(Direito Tributário)
.
.
Em tempos de pagamento do IPTU (Imposto sobre a Propriedade Predial e Territorial Urbana), vale informar ao contribuinte seus direitos e benefícios previstos em lei.
O IPTU é um imposto municipal e, por isto, algumas de suas regras são específicas para cada cidade, já que, em rigor, estão previstas na lei municipal.
Em nossa cidade, Brusque – SC, as hipóteses de isenção do IPTU estão listadas nos artigos 180 e 180-A do Código Tributário Municipal (Lei Complementar Municipal 34/1994), os quais, em resumo, declaram isentos os imóveis:
a) declarados de utilidade pública para fins de desapropriação;
b) cedidos gratuitamente para funcionamento de quaisquer serviços públicos Municipais ou para utilização como área de lazer e/ou desportiva da comunidade;
c) utilizados como residência pessoal do aposentado ou pensionista domiciliado no Município, desde que perceba a título de aposentadoria ou pensão o valor mensal igual ou inferior a 3 (três) salários mínimos (podendo ser aplicado o piso Estadual) e cujo valor de venda do imóvel não ultrapasse a R$ 300.000,00 (trezentos mil reais);
d) pertencentes a agremiação desportiva licenciada e filiada à federação desportiva estadual;
e) pertencentes ou cedido gratuitamente à sociedade ou instituição sem fins lucrativos que se destine a congregar classes patronais ou trabalhadores; (ex.: sindicatos)
f) pertencentes às sociedades civis sem fins lucrativas, destinados ao exercício de atividades culturais, recreativas ou esportivas;
g) dos veteranos de Guerra e dos Ex-combatentes do Brasil, que tenham atuado em missões de guerra, desde que usados como residência própria ou de sua viúva, enquanto mantiver o estado de viuvez;
h) localizados em áreas de preservação permanente (ainda que parcialmente);
i) recomendados para tombamento (histórico, artístico e etc);
j) constituídos por lotes oriundos de loteamento, a partir do registro deste no Cartório de Registro de Imóveis, sendo 100% (cem por cento) de isenção nos dois primeiros anos seguintes ao registro; e 50% (cinquenta por cento) de isenção no terceiro ano; cessando o benefício a partir do 4º ano;
k) constituídos por terrenos utilizados para realização de condomínios edilícios verticais, nos três anos seguintes à concessão do alvará de construção, cessado o benefício antecipadamente, em caso de conclusão da obra;
Enquadrando-se em uma das hipóteses acima e não sendo concedido o benefício automaticamente, deve o contribuinte comparecer ao prédio da Prefeitura Municipal, no setor de Tributação, para requerer a isenção, até o dia 31 do mês de outubro do ano respectivo.
Além destas hipóteses de isenção, existem outras condições em que o IPTU não deve ser pago (não-incidência ou imunidade), como por exemplo: encontrar-se o imóvel em área rural; e/ou pertencer o imóvel a: templo de qualquer culto (Igrejas), entes públicos, Instituição de Educação, Instituição de assistência social, Entidade sindical dos trabalhadores e Partido político.
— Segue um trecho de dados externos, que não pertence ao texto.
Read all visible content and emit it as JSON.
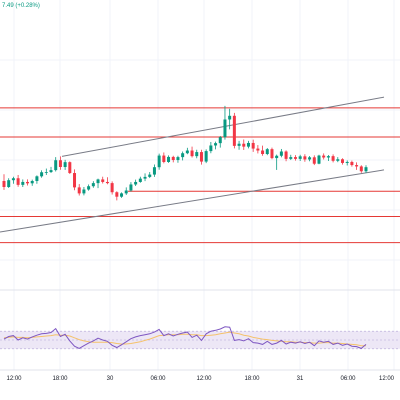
{
  "header": {
    "change_text": "7.49 (+0.28%)"
  },
  "colors": {
    "up": "#089981",
    "down": "#f23645",
    "level": "#e53935",
    "channel": "#787b86",
    "rsi": "#7e57c2",
    "rsi_ma": "#f5c26b",
    "rsi_band": "#ede7f6",
    "grid": "#f0f3fa",
    "axis_text": "#131722"
  },
  "chart_data": [
    {
      "type": "candlestick",
      "title": "",
      "x_tick_labels": [
        "12:00",
        "18:00",
        "30",
        "06:00",
        "12:00",
        "18:00",
        "31",
        "06:00",
        "12:00"
      ],
      "y_range_norm": [
        0,
        1
      ],
      "horizontal_levels_norm": [
        0.64,
        0.49,
        0.21,
        0.08,
        -0.055
      ],
      "channel_lines_norm": [
        {
          "from": [
            0.155,
            0.39
          ],
          "to": [
            0.96,
            0.695
          ]
        },
        {
          "from": [
            0.155,
            0.025
          ],
          "to": [
            0.96,
            0.32
          ]
        }
      ],
      "candles": [
        [
          0.263,
          0.298,
          0.217,
          0.232
        ],
        [
          0.232,
          0.277,
          0.227,
          0.267
        ],
        [
          0.267,
          0.285,
          0.249,
          0.277
        ],
        [
          0.277,
          0.294,
          0.233,
          0.243
        ],
        [
          0.243,
          0.271,
          0.232,
          0.258
        ],
        [
          0.258,
          0.271,
          0.24,
          0.251
        ],
        [
          0.251,
          0.27,
          0.238,
          0.263
        ],
        [
          0.263,
          0.292,
          0.249,
          0.287
        ],
        [
          0.287,
          0.318,
          0.28,
          0.308
        ],
        [
          0.308,
          0.327,
          0.294,
          0.309
        ],
        [
          0.309,
          0.336,
          0.304,
          0.319
        ],
        [
          0.319,
          0.386,
          0.312,
          0.37
        ],
        [
          0.37,
          0.39,
          0.321,
          0.335
        ],
        [
          0.335,
          0.372,
          0.32,
          0.36
        ],
        [
          0.36,
          0.364,
          0.299,
          0.304
        ],
        [
          0.304,
          0.323,
          0.215,
          0.23
        ],
        [
          0.23,
          0.247,
          0.188,
          0.199
        ],
        [
          0.199,
          0.232,
          0.189,
          0.219
        ],
        [
          0.219,
          0.245,
          0.213,
          0.236
        ],
        [
          0.236,
          0.262,
          0.228,
          0.252
        ],
        [
          0.252,
          0.275,
          0.226,
          0.271
        ],
        [
          0.271,
          0.285,
          0.25,
          0.258
        ],
        [
          0.258,
          0.282,
          0.246,
          0.252
        ],
        [
          0.252,
          0.261,
          0.193,
          0.205
        ],
        [
          0.205,
          0.21,
          0.163,
          0.182
        ],
        [
          0.182,
          0.204,
          0.176,
          0.199
        ],
        [
          0.199,
          0.23,
          0.191,
          0.214
        ],
        [
          0.214,
          0.257,
          0.208,
          0.245
        ],
        [
          0.245,
          0.27,
          0.237,
          0.258
        ],
        [
          0.258,
          0.285,
          0.254,
          0.275
        ],
        [
          0.275,
          0.302,
          0.262,
          0.284
        ],
        [
          0.284,
          0.309,
          0.278,
          0.296
        ],
        [
          0.296,
          0.348,
          0.284,
          0.334
        ],
        [
          0.334,
          0.404,
          0.321,
          0.394
        ],
        [
          0.394,
          0.41,
          0.354,
          0.361
        ],
        [
          0.361,
          0.395,
          0.356,
          0.387
        ],
        [
          0.387,
          0.393,
          0.359,
          0.371
        ],
        [
          0.371,
          0.393,
          0.357,
          0.386
        ],
        [
          0.386,
          0.415,
          0.369,
          0.406
        ],
        [
          0.406,
          0.434,
          0.401,
          0.42
        ],
        [
          0.42,
          0.44,
          0.384,
          0.391
        ],
        [
          0.391,
          0.424,
          0.38,
          0.412
        ],
        [
          0.412,
          0.424,
          0.347,
          0.363
        ],
        [
          0.363,
          0.426,
          0.355,
          0.417
        ],
        [
          0.417,
          0.464,
          0.406,
          0.446
        ],
        [
          0.446,
          0.466,
          0.426,
          0.458
        ],
        [
          0.458,
          0.495,
          0.435,
          0.489
        ],
        [
          0.489,
          0.65,
          0.476,
          0.58
        ],
        [
          0.58,
          0.635,
          0.529,
          0.599
        ],
        [
          0.599,
          0.614,
          0.431,
          0.444
        ],
        [
          0.444,
          0.47,
          0.424,
          0.455
        ],
        [
          0.455,
          0.477,
          0.423,
          0.44
        ],
        [
          0.44,
          0.47,
          0.431,
          0.459
        ],
        [
          0.459,
          0.476,
          0.413,
          0.43
        ],
        [
          0.43,
          0.448,
          0.405,
          0.42
        ],
        [
          0.42,
          0.445,
          0.393,
          0.402
        ],
        [
          0.402,
          0.433,
          0.396,
          0.427
        ],
        [
          0.427,
          0.435,
          0.375,
          0.381
        ],
        [
          0.381,
          0.399,
          0.32,
          0.393
        ],
        [
          0.393,
          0.428,
          0.385,
          0.415
        ],
        [
          0.415,
          0.421,
          0.365,
          0.377
        ],
        [
          0.377,
          0.398,
          0.371,
          0.386
        ],
        [
          0.386,
          0.396,
          0.368,
          0.377
        ],
        [
          0.377,
          0.398,
          0.366,
          0.39
        ],
        [
          0.39,
          0.401,
          0.362,
          0.374
        ],
        [
          0.374,
          0.392,
          0.365,
          0.385
        ],
        [
          0.385,
          0.395,
          0.345,
          0.352
        ],
        [
          0.352,
          0.398,
          0.349,
          0.394
        ],
        [
          0.394,
          0.405,
          0.374,
          0.384
        ],
        [
          0.384,
          0.397,
          0.366,
          0.391
        ],
        [
          0.391,
          0.4,
          0.359,
          0.367
        ],
        [
          0.367,
          0.386,
          0.36,
          0.375
        ],
        [
          0.375,
          0.38,
          0.347,
          0.356
        ],
        [
          0.356,
          0.369,
          0.343,
          0.361
        ],
        [
          0.361,
          0.368,
          0.337,
          0.345
        ],
        [
          0.345,
          0.359,
          0.32,
          0.338
        ],
        [
          0.338,
          0.344,
          0.305,
          0.313
        ],
        [
          0.313,
          0.344,
          0.305,
          0.334
        ]
      ]
    },
    {
      "type": "line",
      "title": "",
      "ylim": [
        0,
        100
      ],
      "bands": [
        70,
        30
      ],
      "series": [
        {
          "values": [
            52,
            58,
            60,
            50,
            55,
            52,
            57,
            61,
            64,
            65,
            67,
            76,
            58,
            63,
            48,
            36,
            31,
            37,
            43,
            48,
            54,
            50,
            47,
            38,
            33,
            39,
            46,
            53,
            57,
            60,
            62,
            64,
            68,
            74,
            60,
            64,
            59,
            63,
            66,
            68,
            56,
            61,
            49,
            64,
            70,
            72,
            75,
            80,
            79,
            49,
            51,
            48,
            53,
            44,
            43,
            40,
            47,
            40,
            43,
            49,
            41,
            45,
            43,
            46,
            42,
            45,
            37,
            48,
            45,
            47,
            40,
            43,
            38,
            41,
            36,
            35,
            31,
            40
          ]
        },
        {
          "values": [
            55,
            56,
            57,
            56,
            56,
            55,
            56,
            57,
            58,
            59,
            60,
            62,
            61,
            61,
            59,
            55,
            51,
            48,
            46,
            45,
            45,
            45,
            45,
            44,
            42,
            41,
            41,
            42,
            44,
            46,
            49,
            52,
            56,
            60,
            61,
            62,
            62,
            62,
            63,
            63,
            62,
            62,
            60,
            60,
            61,
            62,
            64,
            66,
            68,
            66,
            64,
            61,
            59,
            56,
            54,
            52,
            51,
            49,
            48,
            47,
            46,
            46,
            45,
            45,
            44,
            44,
            43,
            43,
            44,
            44,
            43,
            43,
            42,
            41,
            40,
            39,
            37,
            37
          ]
        }
      ]
    }
  ]
}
Há ainda, outras situações em que o valor do imposto pode ser reduzido (variação da alíquota), levando-se em conta a condição do imóvel (edificado ou não) e também destinação do bem (residencial, comercial, industrial e etc).
Há ainda, outras situações em que o valor do imposto pode ser reduzido (variação da alíquota), levando-se em conta a condição do imóvel (edificado ou não) e também destinação do bem (residencial, comercial, industrial e etc).
O valor do imposto também poderá ser minorado por consequência da avaliação do imóvel, a qual deve considerar: o tamanho do terreno; a sua localização; a estrutura do prédio (madeira, alvenaria, estado de conservação, e etc); a situação do imóvel (esquina, condomínio horizontal, conjunto popular, entre outros); a topografia (aclive, declive, alagado, inundável, e etc) e a exploração econômica (agrícola ou pecuária).
Caso o Município não conceda a isenção, mesmo sendo direito do contribuinte, ou, caso esteja cobrando o imposto de forma excessiva, super-valorizando o bem ou aplicando percentual indevido, deve o contribuinte procurar um advogado, a fim de verificar a possibilidade de revisão do tributo ou seu ressarcimento, em caso de pagamento indevido.
Por fim, deve-se destacar que existem duas relevantes ações judiciais em curso, questionando a validade da lei que aprovou a nova planta de avaliação dos imóveis de Brusque, e por consequência, aumentou o valor do imposto desde o ano de 2010. Em caso de sucesso, essas ações poderão trazer benefícios aos contribuintes brusquenses, como a diminuição do valor do imposto, e a restituição do valor pago à maior.